Situação de trabalhadores de apps levanta debate jurídico

O celular começa a tocar e o motorista vai buscar um passageiro. Chega a notificação de um pedido e o entregador se desloca até o restaurante. Já faz anos que cenas como essas se tornaram comuns nas cidades ‒ segundo o Instituto Brasileiro de Geografia e Estatística (IBGE), em 2022, o país tinha aproximadamente 1,5 milhão de pessoas trabalhando em aplicativos de serviços.

Identificados pelo IBGE como “trabalhadores plataformizados”, esses indivíduos atuam, em sua maioria, em aplicativos de transporte particular de passageiros (47,2%) ou de entregas de comidas e produtos (39,5%).

No quarto trimestre de 2022, o rendimento médio dos plataformizados alcançava R$ 2.645, com os maiores ganhos sendo auferidos no Sul. Nessa região, o valor identificado foi de R$ 3.263. 

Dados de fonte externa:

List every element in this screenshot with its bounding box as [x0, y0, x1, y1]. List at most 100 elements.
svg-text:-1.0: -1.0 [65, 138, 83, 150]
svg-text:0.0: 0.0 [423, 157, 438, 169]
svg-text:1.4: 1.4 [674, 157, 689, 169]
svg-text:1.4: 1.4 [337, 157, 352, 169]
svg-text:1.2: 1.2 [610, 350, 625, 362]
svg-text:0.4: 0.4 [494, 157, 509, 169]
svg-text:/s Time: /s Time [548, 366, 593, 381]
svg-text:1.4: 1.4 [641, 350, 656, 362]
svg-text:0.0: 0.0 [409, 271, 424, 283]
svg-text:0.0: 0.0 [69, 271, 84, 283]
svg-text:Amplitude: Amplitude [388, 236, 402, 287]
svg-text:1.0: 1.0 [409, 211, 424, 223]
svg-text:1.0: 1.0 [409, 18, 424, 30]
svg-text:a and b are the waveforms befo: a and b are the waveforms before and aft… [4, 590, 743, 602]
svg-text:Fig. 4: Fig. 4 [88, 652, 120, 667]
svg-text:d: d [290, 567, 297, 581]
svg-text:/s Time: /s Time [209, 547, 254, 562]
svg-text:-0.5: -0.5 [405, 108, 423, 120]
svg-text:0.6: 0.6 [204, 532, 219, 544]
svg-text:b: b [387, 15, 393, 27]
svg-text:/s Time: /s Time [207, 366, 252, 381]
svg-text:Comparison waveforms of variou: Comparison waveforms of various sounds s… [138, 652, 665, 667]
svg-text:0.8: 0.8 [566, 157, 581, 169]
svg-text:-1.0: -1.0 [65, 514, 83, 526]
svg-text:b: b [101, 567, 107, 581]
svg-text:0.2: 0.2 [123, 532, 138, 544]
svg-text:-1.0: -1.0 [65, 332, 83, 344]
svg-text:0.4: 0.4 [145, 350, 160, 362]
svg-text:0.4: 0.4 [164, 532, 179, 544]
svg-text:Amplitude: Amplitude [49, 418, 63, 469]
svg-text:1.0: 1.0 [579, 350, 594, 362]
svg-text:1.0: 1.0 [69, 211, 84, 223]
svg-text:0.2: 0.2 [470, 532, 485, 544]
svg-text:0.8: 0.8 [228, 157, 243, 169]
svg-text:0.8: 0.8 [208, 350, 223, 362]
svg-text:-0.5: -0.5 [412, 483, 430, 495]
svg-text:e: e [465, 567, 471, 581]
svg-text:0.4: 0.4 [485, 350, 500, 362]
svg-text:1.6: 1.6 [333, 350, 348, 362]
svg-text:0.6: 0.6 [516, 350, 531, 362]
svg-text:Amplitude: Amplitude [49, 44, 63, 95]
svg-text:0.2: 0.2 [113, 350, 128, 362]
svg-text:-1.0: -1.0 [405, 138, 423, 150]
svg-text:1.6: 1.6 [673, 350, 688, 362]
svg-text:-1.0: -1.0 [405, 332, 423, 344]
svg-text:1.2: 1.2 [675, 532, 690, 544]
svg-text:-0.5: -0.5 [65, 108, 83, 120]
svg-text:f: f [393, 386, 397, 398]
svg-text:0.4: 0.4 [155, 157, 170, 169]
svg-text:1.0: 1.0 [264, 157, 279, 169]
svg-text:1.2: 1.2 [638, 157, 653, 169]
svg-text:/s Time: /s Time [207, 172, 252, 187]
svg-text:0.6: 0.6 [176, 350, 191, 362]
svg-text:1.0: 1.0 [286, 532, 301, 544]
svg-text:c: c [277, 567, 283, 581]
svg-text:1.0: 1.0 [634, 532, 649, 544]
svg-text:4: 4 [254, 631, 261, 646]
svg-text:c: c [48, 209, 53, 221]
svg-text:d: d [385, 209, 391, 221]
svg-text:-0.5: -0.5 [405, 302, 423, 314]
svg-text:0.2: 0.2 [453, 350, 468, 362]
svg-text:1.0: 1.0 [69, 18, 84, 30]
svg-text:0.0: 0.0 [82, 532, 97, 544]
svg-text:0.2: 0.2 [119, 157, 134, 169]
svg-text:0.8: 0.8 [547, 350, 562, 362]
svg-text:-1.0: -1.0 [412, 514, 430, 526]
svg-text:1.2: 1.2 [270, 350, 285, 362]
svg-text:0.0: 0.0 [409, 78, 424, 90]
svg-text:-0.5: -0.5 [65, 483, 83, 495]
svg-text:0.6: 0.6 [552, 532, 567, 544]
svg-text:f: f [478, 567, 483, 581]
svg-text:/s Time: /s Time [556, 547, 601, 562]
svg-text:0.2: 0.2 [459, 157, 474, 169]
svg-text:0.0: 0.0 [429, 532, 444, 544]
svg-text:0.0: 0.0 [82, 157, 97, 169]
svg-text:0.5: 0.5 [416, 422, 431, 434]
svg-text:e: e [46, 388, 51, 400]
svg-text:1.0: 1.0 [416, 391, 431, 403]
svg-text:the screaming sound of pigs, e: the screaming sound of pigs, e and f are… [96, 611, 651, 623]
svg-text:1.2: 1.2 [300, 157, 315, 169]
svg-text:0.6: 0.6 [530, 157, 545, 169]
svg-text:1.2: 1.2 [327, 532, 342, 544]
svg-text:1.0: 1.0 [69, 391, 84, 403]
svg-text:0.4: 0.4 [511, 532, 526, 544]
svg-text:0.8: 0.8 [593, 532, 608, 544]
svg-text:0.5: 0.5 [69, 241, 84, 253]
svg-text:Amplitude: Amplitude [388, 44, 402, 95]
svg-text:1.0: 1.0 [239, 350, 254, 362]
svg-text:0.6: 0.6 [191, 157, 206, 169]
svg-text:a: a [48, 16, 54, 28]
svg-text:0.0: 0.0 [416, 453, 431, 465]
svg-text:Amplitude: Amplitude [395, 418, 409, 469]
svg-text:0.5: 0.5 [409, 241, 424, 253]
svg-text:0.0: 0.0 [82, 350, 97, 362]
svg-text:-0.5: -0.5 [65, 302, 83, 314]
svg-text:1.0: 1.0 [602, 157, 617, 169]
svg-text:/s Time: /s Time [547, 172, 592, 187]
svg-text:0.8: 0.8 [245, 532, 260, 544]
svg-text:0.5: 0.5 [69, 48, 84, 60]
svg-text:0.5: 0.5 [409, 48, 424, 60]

“As plataformas digitais de trabalho permitem aproximar demanda e oferta de serviços, virtuais ou não. A expansão desse modelo, que usualmente classifica prestadores de serviços como autônomos, é um fenômeno mundial”, afirma a advogada Marcela Carvalho Bocayuva, sócia-fundadora do escritório Bocayuva & Advogados Associados e coordenadora da Escola Nacional da Magistratura.

Ela explica que, à semelhança de outros países, existe no Brasil uma dificuldade no enquadramento judicial desses trabalhadores. Segundo Bocayuva, a legislação trabalhista foi criada com base no modelo de trabalhador da Revolução Industrial. Ou seja, profissionais com jornadas bem definidas, vínculo empregatício claro e local de trabalho específico, aspectos que não se aplicam facilmente à realidade das plataformas.

“O tema é objeto de significativa controvérsia jurisprudencial. No Tribunal Superior do Trabalho, o cerne da discussão envolve o enquadramento ou não desses trabalhadores no conceito legal de empregado”, afirma Bocayuva. “No Supremo Tribunal Federal, examinam-se também os princípios constitucionais da livre iniciativa, legalidade, livre exercício de trabalho e livre concorrência”, acrescenta. 

A advogada lembra que, em 2024, o presidente Luiz Inácio Lula da Silva enviou ao Congresso um projeto de lei classificando motoristas de aplicativos como “trabalhadores autônomos de plataforma”, mas assegurando diversos direitos típicos de empregados. Entre eles, estão a jornada de trabalho de oito horas diárias (podendo chegar a 12 se houver acordo coletivo), salário mínimo por hora de trabalho, remuneração mensal mínima e garantias previdenciárias.

Bocayuva pondera que, no entanto, ainda há muitos desafios legais e trabalhistas pela frente. “Estabelecer definições gerais e abstratas sobre o tema não é tarefa simples, tanto no âmbito judicial quanto no legislativo. Um enquadramento amplo desses trabalhadores como empregados pode gerar conflitos com situações em que, historicamente, se reconhece a natureza autônoma do trabalho”, diz.

“Por outro lado, categorizá-los como autônomos ou em uma terceira categoria pode criar vantagens estratégicas para o setor, que nem sempre se justificam de maneira uniforme. Portanto, é essencial considerar as especificidades de cada caso para evitar generalizações que possam gerar injustiças ou distorções no tratamento dessas relações de trabalho”, finaliza.